The National, Thursday October 22nd, 2015
THE Royal Papua New Guinea Constabulary has done itself a disservice through its inconclusive work on investigating the January 23 killings at Hanuabada village in the National Capital District.
It appears that from what the investigators have done, there are a lot of loose ends hanging and questions begging answers.
When the investigation report was first released a few months back, it merely attempted to lay the blame for the deaths – as did initial police reports – on unnamed members of the disbanded NCD reserve police unit.
The report therefore did not go down well with the villagers because to them it was not conclusive and failed to put into correct perspective the sequence of events and point out those actually involved.
It is no surprise now that the new NCD Metropolitan Superintendant Benjamin Turi has sharply criticised the work of his colleagues to determine the circumstances surrounding the deaths of the two young men on that fateful day.
In Turi’s words, the work done by the investigating team was very shallow and more or a concealment than a proper investigation.

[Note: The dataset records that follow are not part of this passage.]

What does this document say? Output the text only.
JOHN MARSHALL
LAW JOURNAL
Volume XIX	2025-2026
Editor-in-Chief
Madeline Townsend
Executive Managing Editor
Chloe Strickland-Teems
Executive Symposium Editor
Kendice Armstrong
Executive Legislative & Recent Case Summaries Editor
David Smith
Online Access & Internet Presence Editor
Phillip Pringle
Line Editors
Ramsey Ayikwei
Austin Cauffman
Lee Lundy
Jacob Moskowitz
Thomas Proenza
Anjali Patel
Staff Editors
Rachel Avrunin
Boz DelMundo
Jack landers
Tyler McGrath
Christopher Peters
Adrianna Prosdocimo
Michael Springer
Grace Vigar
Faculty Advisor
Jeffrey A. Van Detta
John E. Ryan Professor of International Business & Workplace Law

And barring the express direction of the Police Commissioner himself, the assertion by the city police boss is as good as throwing the long weeks’ work back at the investigation team and ordering them to shred it and start all over again.
Or let someone else do it.
Turi said the matter would be re-investigated after discussion with the villagers.
He was to have met the villagers yesterday to hear them and offer his assurance that another, hopefully more conclusive inquiry into the killings would be done.
The Hanuabada shooting caused about two weeks of chaos in Port Moresby and sent ripple effects to other parts of the country.
Access into and out of the city’s main fuel depot was blocked off by angry villagers and fuel ran critically short in the city.
If it had prolonged, effects of the stand-off would have been disastrous.
Families mourned the loss of young men one of whom left a child who is now growing up not knowing what his father looked like.
When former Police Commission Jeffrey Vaki commissioned an investigation into the incident, the villagers hoped that it would result in bringing to justice those responsible.
To their credit, the villagers and especially close relatives of the deceased, showed great courage and grace in openly pardoning those responsible for the deaths.
All eyes were then on the Commissioner Vaki to get his investigators to do their work.
But what transpired from that is hardly convincing.
According to Supt Turi, “some statements weren’t into the nitty-gritty of the case like who fired the shot, which vehicle was used and how did they get out the crime scene”.
“It was rushed and a lazy work done, more of a cover-up type of investigation knowing that some of them were involved.”
“A new director will be appointed to head a fresh investigation team and when it is done its job, some officers will be charged and suspended from duty.
“A lot of our policemen are covering up for each other, that’s the problem.”
Members of the investigation team who failed to furnish credible reports could face charges of incompetence, said Turi.
The Hanuabada shootings happened only three weeks after the death of a young mother in Lae on New Year day also at the hands of police.
But in contrast to the report on the Hanuabada shooting, police investigations into the Lae incident did result in the successful prosecution of the policeman involved.
The two incidents happening only weeks apart had dealt another major blow to the reputation of the RPNG which had already been battered by a string of incidents of police brutality.
When the constabulary conducts internal investigation into such incidents, the public expects that those investigations are thorough and result in prosecution and or disciplinary action where warranted.
Apart from reassuring concerned aggrieved members of the public by opening a pathway for justice to take its course, a conclusive investigation bringing out the truth also helps maintain the constabulary’s own credibility.
Concealing fact or shying away from revealing it cannot help anyone.